If you order dont forget coupon code wild2 at check out!

Peter


----------



## moobra (May 7, 2010)

thanks for that folks.i will pick one up before we head off.


----------



## lebesset (May 7, 2010)

you can't have reversed polarity as the current is alternating ie it comes from both what we call live and neutral

which is why in france both wires go through the trip so that it doesn't matter which wire goes where 

in any case , my motorhome from 2001 has an internal double trip anyway , doesn't yours ?


----------



## Belgian (May 7, 2010)

basildog said:


> NO they are normally 2 pin type ! You can get an adaptor very easily over here to take with you . just watch out as you can reverse the poles which some vans do not like


No problem about reversing the poles. All continental sockets have earth (a  protuding pin in France and Belgium, rim earth for Germany, Holland....) you simply cannot miss about polarity or it will not fit; of course you could be in trouble when you use a 2-pin plug without earth (which I should not advice)
The same goes for the blue E sockets and plugs.
Leo


----------



## Deleted member 967 (May 7, 2010)

***** said:


> Well, how come over here we can buy a tester thing that plugs into a socket and lights up if reverse polarity is present.
> I have one and have used it many times.
> It is supposed to warn if the neg & pos are reversed and it also shows if no earth.
> I have had different results from different sockets on the same power board.
> ...



I was brought up in a house with only a two wire 240V AC system and we didn't bother or know which was live or nutral.  Things still worked.  

In the UK we only switch the live (ie break the connection). On the continent they switch live and nutral.

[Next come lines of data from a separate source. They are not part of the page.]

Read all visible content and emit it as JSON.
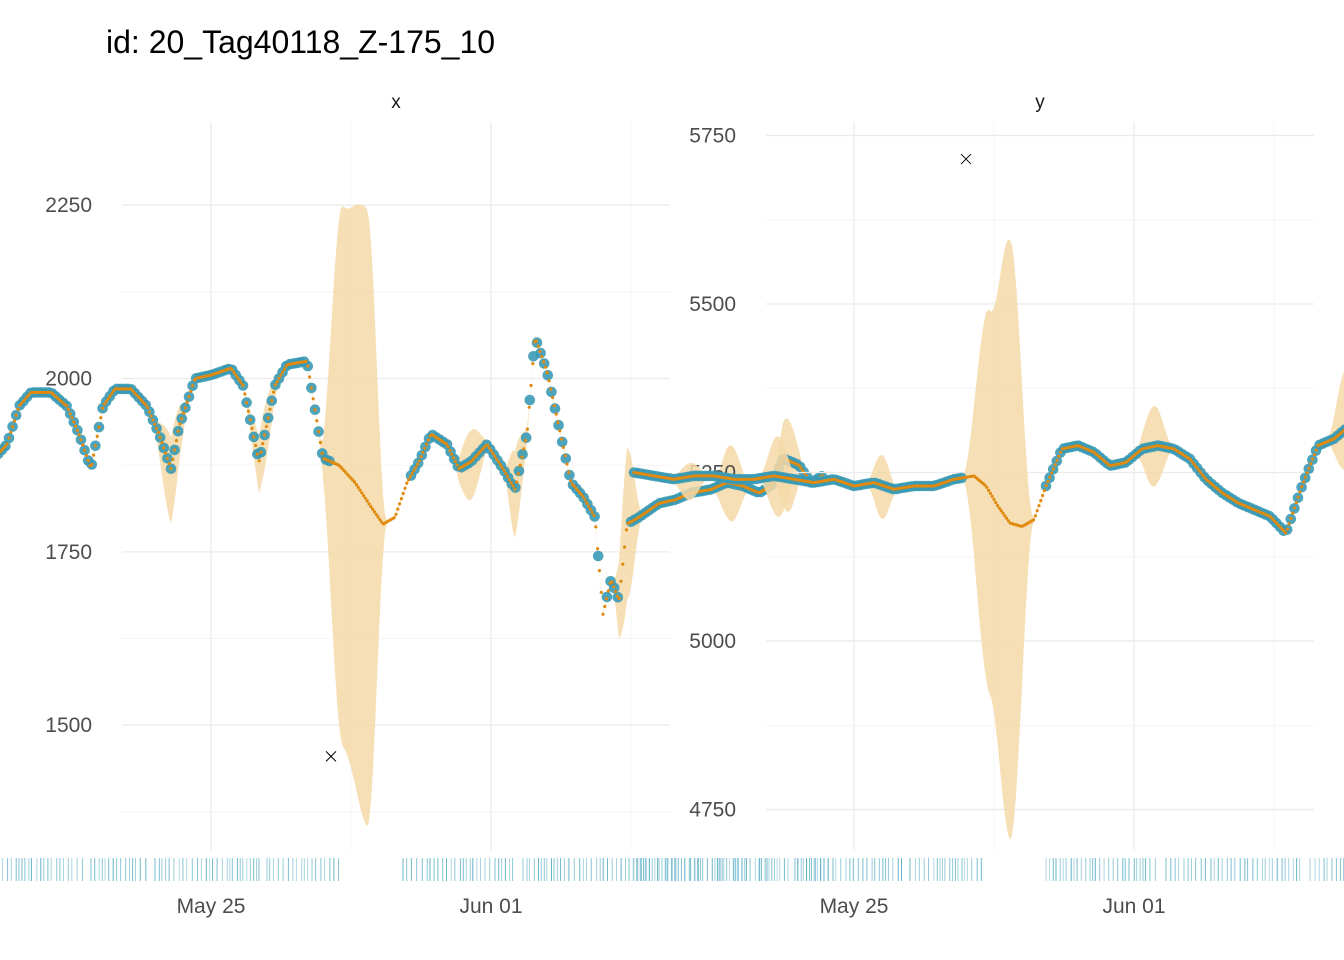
{
  "title": "id: 20_Tag40118_Z-175_10",
  "colors": {
    "observed": "#3a9ab5",
    "fitted": "#e08a10",
    "band": "#f5d9a8",
    "outlier": "#000000",
    "rug": "#5aaec6"
  },
  "chart_data": [
    {
      "type": "scatter",
      "panel": "x",
      "x_ticks": [
        "May 25",
        "Jun 01"
      ],
      "y_ticks": [
        1500,
        1750,
        2000,
        2250
      ],
      "ylim": [
        1320,
        2370
      ],
      "xlim_days": [
        -5.8,
        10.5
      ],
      "grid": true,
      "legend": "none",
      "outlier": {
        "day": 3.0,
        "value": 1455
      },
      "fit": [
        [
          -5.5,
          1880
        ],
        [
          -5.1,
          1905
        ],
        [
          -4.8,
          1960
        ],
        [
          -4.5,
          1980
        ],
        [
          -4.0,
          1980
        ],
        [
          -3.6,
          1960
        ],
        [
          -3.3,
          1920
        ],
        [
          -3.0,
          1870
        ],
        [
          -2.7,
          1960
        ],
        [
          -2.4,
          1985
        ],
        [
          -2.0,
          1985
        ],
        [
          -1.6,
          1960
        ],
        [
          -1.3,
          1920
        ],
        [
          -1.0,
          1870
        ],
        [
          -0.8,
          1930
        ],
        [
          -0.4,
          2000
        ],
        [
          0.0,
          2005
        ],
        [
          0.5,
          2015
        ],
        [
          0.8,
          1990
        ],
        [
          1.2,
          1880
        ],
        [
          1.6,
          1990
        ],
        [
          1.9,
          2020
        ],
        [
          2.4,
          2025
        ],
        [
          2.8,
          1885
        ],
        [
          3.2,
          1875
        ],
        [
          3.6,
          1850
        ],
        [
          4.0,
          1815
        ],
        [
          4.3,
          1790
        ],
        [
          4.6,
          1800
        ],
        [
          4.9,
          1850
        ],
        [
          5.2,
          1880
        ],
        [
          5.5,
          1920
        ],
        [
          5.9,
          1905
        ],
        [
          6.2,
          1870
        ],
        [
          6.5,
          1880
        ],
        [
          6.9,
          1905
        ],
        [
          7.3,
          1870
        ],
        [
          7.6,
          1840
        ],
        [
          7.9,
          1920
        ],
        [
          8.1,
          2060
        ],
        [
          8.4,
          2010
        ],
        [
          8.7,
          1930
        ],
        [
          9.0,
          1850
        ],
        [
          9.3,
          1830
        ],
        [
          9.6,
          1800
        ],
        [
          9.8,
          1660
        ],
        [
          10.0,
          1710
        ],
        [
          10.2,
          1680
        ],
        [
          10.4,
          1790
        ],
        [
          10.7,
          1800
        ],
        [
          11.2,
          1820
        ],
        [
          11.6,
          1825
        ],
        [
          12.0,
          1835
        ],
        [
          12.5,
          1840
        ],
        [
          12.9,
          1850
        ],
        [
          13.3,
          1845
        ],
        [
          13.7,
          1835
        ],
        [
          14.0,
          1845
        ],
        [
          14.3,
          1885
        ],
        [
          14.7,
          1875
        ],
        [
          15.0,
          1850
        ],
        [
          15.3,
          1860
        ]
      ],
      "band": [
        [
          -1.5,
          2,
          2
        ],
        [
          -1.0,
          45,
          80
        ],
        [
          -0.5,
          2,
          2
        ],
        [
          0.8,
          2,
          2
        ],
        [
          1.3,
          40,
          50
        ],
        [
          1.8,
          2,
          2
        ],
        [
          2.7,
          2,
          2
        ],
        [
          3.3,
          380,
          400
        ],
        [
          3.9,
          420,
          470
        ],
        [
          4.4,
          2,
          2
        ],
        [
          6.0,
          2,
          2
        ],
        [
          6.5,
          45,
          55
        ],
        [
          7.0,
          2,
          2
        ],
        [
          7.3,
          2,
          2
        ],
        [
          7.6,
          55,
          70
        ],
        [
          8.0,
          2,
          2
        ],
        [
          10.0,
          2,
          2
        ],
        [
          10.4,
          110,
          110
        ],
        [
          10.8,
          2,
          2
        ],
        [
          12.5,
          2,
          2
        ],
        [
          13.0,
          55,
          55
        ],
        [
          13.5,
          2,
          2
        ],
        [
          14.0,
          2,
          2
        ],
        [
          14.4,
          60,
          75
        ],
        [
          14.9,
          2,
          2
        ]
      ],
      "observed_segments": [
        [
          -5.5,
          3.0
        ],
        [
          5.0,
          9.7
        ],
        [
          9.9,
          10.2
        ],
        [
          10.5,
          15.3
        ]
      ],
      "rug_segments": [
        [
          -5.5,
          -3.2
        ],
        [
          -3.0,
          -1.6
        ],
        [
          -1.4,
          1.2
        ],
        [
          1.4,
          3.2
        ],
        [
          4.8,
          7.6
        ],
        [
          7.8,
          11.2
        ],
        [
          11.4,
          12.3
        ],
        [
          12.6,
          13.5
        ],
        [
          13.7,
          14.2
        ],
        [
          14.6,
          15.5
        ]
      ]
    },
    {
      "type": "scatter",
      "panel": "y",
      "x_ticks": [
        "May 25",
        "Jun 01"
      ],
      "y_ticks": [
        4750,
        5000,
        5250,
        5500,
        5750
      ],
      "ylim": [
        4690,
        5770
      ],
      "xlim_days": [
        -5.8,
        10.5
      ],
      "grid": true,
      "legend": "none",
      "outlier": {
        "day": 2.8,
        "value": 5715
      },
      "fit": [
        [
          -5.5,
          5250
        ],
        [
          -5.0,
          5245
        ],
        [
          -4.5,
          5240
        ],
        [
          -4.0,
          5245
        ],
        [
          -3.5,
          5245
        ],
        [
          -3.0,
          5240
        ],
        [
          -2.5,
          5240
        ],
        [
          -2.0,
          5245
        ],
        [
          -1.5,
          5240
        ],
        [
          -1.0,
          5235
        ],
        [
          -0.5,
          5240
        ],
        [
          0.0,
          5230
        ],
        [
          0.5,
          5235
        ],
        [
          1.0,
          5225
        ],
        [
          1.5,
          5230
        ],
        [
          2.0,
          5230
        ],
        [
          2.5,
          5240
        ],
        [
          3.0,
          5245
        ],
        [
          3.3,
          5230
        ],
        [
          3.6,
          5200
        ],
        [
          3.9,
          5175
        ],
        [
          4.2,
          5170
        ],
        [
          4.5,
          5180
        ],
        [
          4.8,
          5230
        ],
        [
          5.2,
          5285
        ],
        [
          5.6,
          5290
        ],
        [
          6.0,
          5280
        ],
        [
          6.4,
          5260
        ],
        [
          6.8,
          5265
        ],
        [
          7.2,
          5285
        ],
        [
          7.6,
          5290
        ],
        [
          8.0,
          5285
        ],
        [
          8.4,
          5270
        ],
        [
          8.8,
          5240
        ],
        [
          9.2,
          5220
        ],
        [
          9.6,
          5205
        ],
        [
          10.0,
          5195
        ],
        [
          10.4,
          5185
        ],
        [
          10.8,
          5160
        ],
        [
          11.2,
          5230
        ],
        [
          11.6,
          5290
        ],
        [
          12.0,
          5300
        ],
        [
          12.4,
          5320
        ],
        [
          12.8,
          5335
        ],
        [
          13.2,
          5330
        ],
        [
          13.6,
          5325
        ],
        [
          14.0,
          5330
        ],
        [
          14.4,
          5325
        ],
        [
          14.8,
          5320
        ],
        [
          15.2,
          5320
        ],
        [
          15.6,
          5325
        ],
        [
          16.0,
          5320
        ],
        [
          16.4,
          5325
        ],
        [
          16.8,
          5320
        ],
        [
          17.0,
          5300
        ],
        [
          17.3,
          5260
        ]
      ],
      "band": [
        [
          -4.6,
          2,
          2
        ],
        [
          -4.1,
          20,
          35
        ],
        [
          -3.6,
          2,
          2
        ],
        [
          -2.4,
          2,
          2
        ],
        [
          -1.9,
          60,
          60
        ],
        [
          -1.4,
          2,
          2
        ],
        [
          0.3,
          2,
          2
        ],
        [
          0.7,
          45,
          50
        ],
        [
          1.1,
          2,
          2
        ],
        [
          2.7,
          2,
          2
        ],
        [
          3.4,
          270,
          300
        ],
        [
          3.9,
          420,
          470
        ],
        [
          4.5,
          2,
          2
        ],
        [
          7.0,
          2,
          2
        ],
        [
          7.5,
          60,
          60
        ],
        [
          8.0,
          2,
          2
        ],
        [
          11.8,
          2,
          2
        ],
        [
          12.3,
          90,
          60
        ],
        [
          12.8,
          2,
          2
        ],
        [
          13.1,
          2,
          2
        ],
        [
          13.6,
          110,
          90
        ],
        [
          14.1,
          2,
          2
        ],
        [
          14.3,
          2,
          2
        ],
        [
          14.7,
          80,
          70
        ],
        [
          15.1,
          2,
          2
        ],
        [
          15.3,
          2,
          2
        ],
        [
          15.8,
          60,
          50
        ],
        [
          16.3,
          2,
          2
        ],
        [
          16.6,
          2,
          2
        ],
        [
          17.0,
          110,
          120
        ],
        [
          17.4,
          2,
          2
        ]
      ],
      "observed_segments": [
        [
          -5.5,
          2.7
        ],
        [
          4.8,
          17.3
        ]
      ],
      "rug_segments": [
        [
          -5.5,
          -3.2
        ],
        [
          -3.0,
          -1.6
        ],
        [
          -1.4,
          1.2
        ],
        [
          1.4,
          3.2
        ],
        [
          4.8,
          7.6
        ],
        [
          7.8,
          11.2
        ],
        [
          11.4,
          12.3
        ],
        [
          12.6,
          13.5
        ],
        [
          13.7,
          14.2
        ],
        [
          14.6,
          15.5
        ]
      ]
    }
  ]
}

If the polarity is switched the unit could still have a live potential using the UK switching. If this is then connected to a ground (ie Earth wire or to the ground) the current can still flow and give an electric shock or create a fire.

Most systems have earth leakage trips that break this flow in milli-seconds thus protecting life if power is detected in the earth wire.


----------



## Kontiki (May 7, 2010)

On most of the continental vans they have dual pole trip switches which in the event of a problem both wires are isolated. In the UK we always tend to wire our plugs the one way & the trip only isolates the live wire (also it has the fuse in the plug on the live wire) this means that if you have a problem & the switch trips, if the polarity is reversed then then supposed neutral wire can still be live. It is only a problem if there is a defect in the equipment or you take it apart there is a risk you can get a shock. 
In reality it shouldn't be a big concern but in certain circumstances it could be dangerous. One good use of the polarity tester is it does show if you have an earth on the system. 

If you get yourself a blue socket with a short piece of wire you can buy the continental plug when you are there & make yourself an adapter. Many of the hookups do use the blue sockets though.


----------